Ego could make that philosophy exhausting to reside. How do you separate self from mission in observe?
I ask a easy query: do you’re keen on your mission greater than your ego? Would you be equally blissful if another person solved it? If the trustworthy reply is not any, you aren’t my prime funding prospect, as a result of the corporate dangers turning into an extension of self somewhat than a response to an actual drawback. Establishments outlast folks when the mission is larger than anyone id.
We have now seen firms decelerate after elevating development rounds. Are there early methods within the VC mannequin that don’t scale, and what recommendation do you’ve gotten concerning the stress to develop quick?
Many groups lose depth on the power multiplier that made them particular and begin optimising round what’s most secure immediately. Andela’s core was expertise at scale, however at one stage the corporate drifted towards a safer outsourcing posture and misplaced momentum earlier than discovering its means again. Nice firms preserve pushing the boundaries of the unique mission, even when it introduces discomfort and danger. Select buyers who reinforce that mission focus somewhat than solely press for near-term income optics.
With AI reshaping work, excessive rates of interest, and expertise flight, the place is Africa’s entrepreneurial ecosystem proper now, and what ought to founders put together for?

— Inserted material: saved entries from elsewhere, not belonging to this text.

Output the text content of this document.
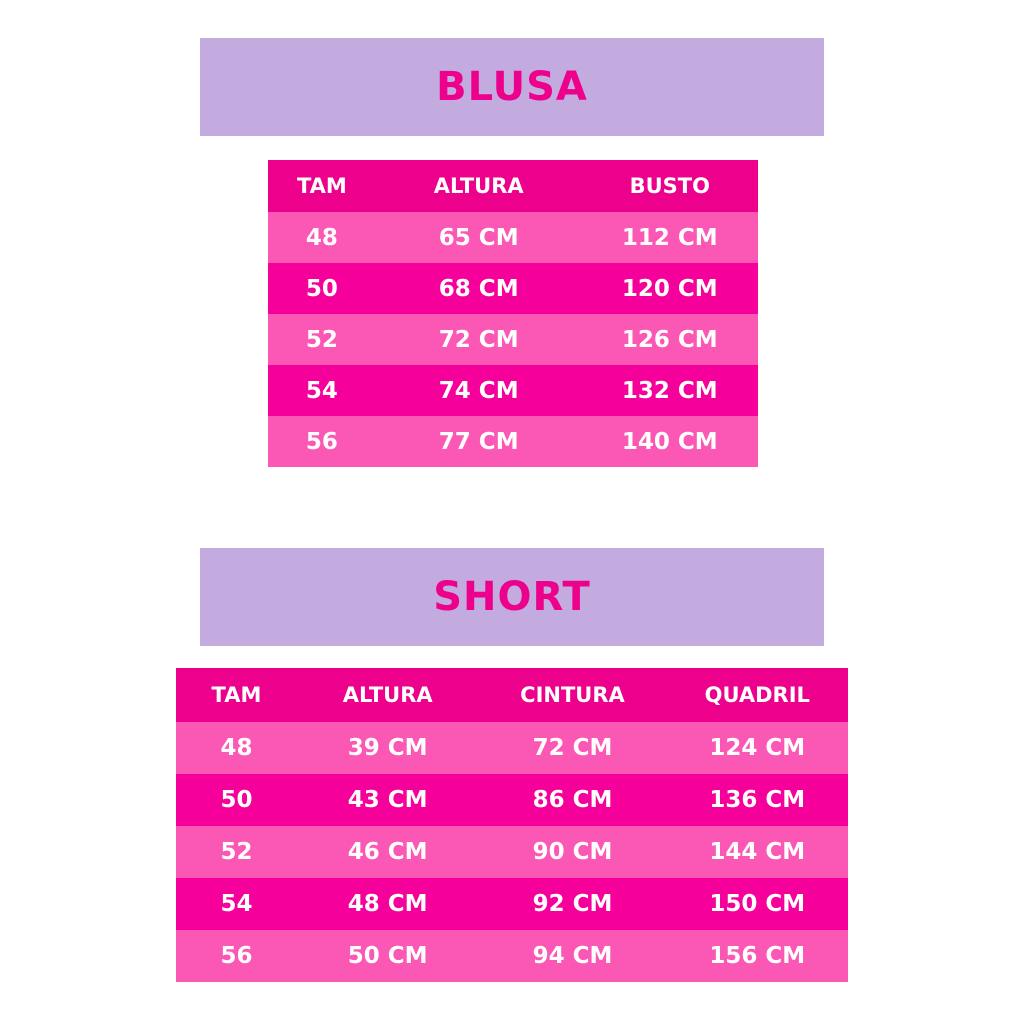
BLUSA
TAM	ALTURA	BUSTO
48	65 CM	112 CM
50	68 CM	120 CM
52	72 CM	126 CM
54	74 CM	132 CM
56	77 CM	140 CM
SHORT
TAM	ALTURA	CINTURA	QUADRIL
48	39 CM	72 CM	124 CM
50	43 CM	86 CM	136 CM
52	46 CM	90 CM	144 CM
54	48 CM	92 CM	150 CM
56	50 CM	94 CM	156 CM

We’re in an effectivity period. The mix of pricey capital, fast automation, and scarce senior expertise rewards groups that create worth resourcefully. If you happen to be taught to mix AI leverage with disciplined operations and native perception, you’ll be able to win at residence and be aggressive globally as a result of expectations in all places are resetting. Shortage turns into a function while you convert it into benefit.
What’s one mistake you’d advise entrepreneurs to not make, or one you want you had made in a different way?
I want I had made extra errors earlier. I typically performed it too protected. I additionally spent a stretch centered on what I wished from entrepreneurship somewhat than on what success required. Once I shifted to following the client and taking bolder, quicker bets inside guardrails, outcomes improved. The paradox is that considerate danger accelerates studying, which is the one sturdy edge.
Closing thought:
Enterprise adjustments society. If we’re disciplined about prospects, capital, coverage, and folks, and if we preserve mission above ego, we will construct firms that remedy our hardest issues and show it with outcomes.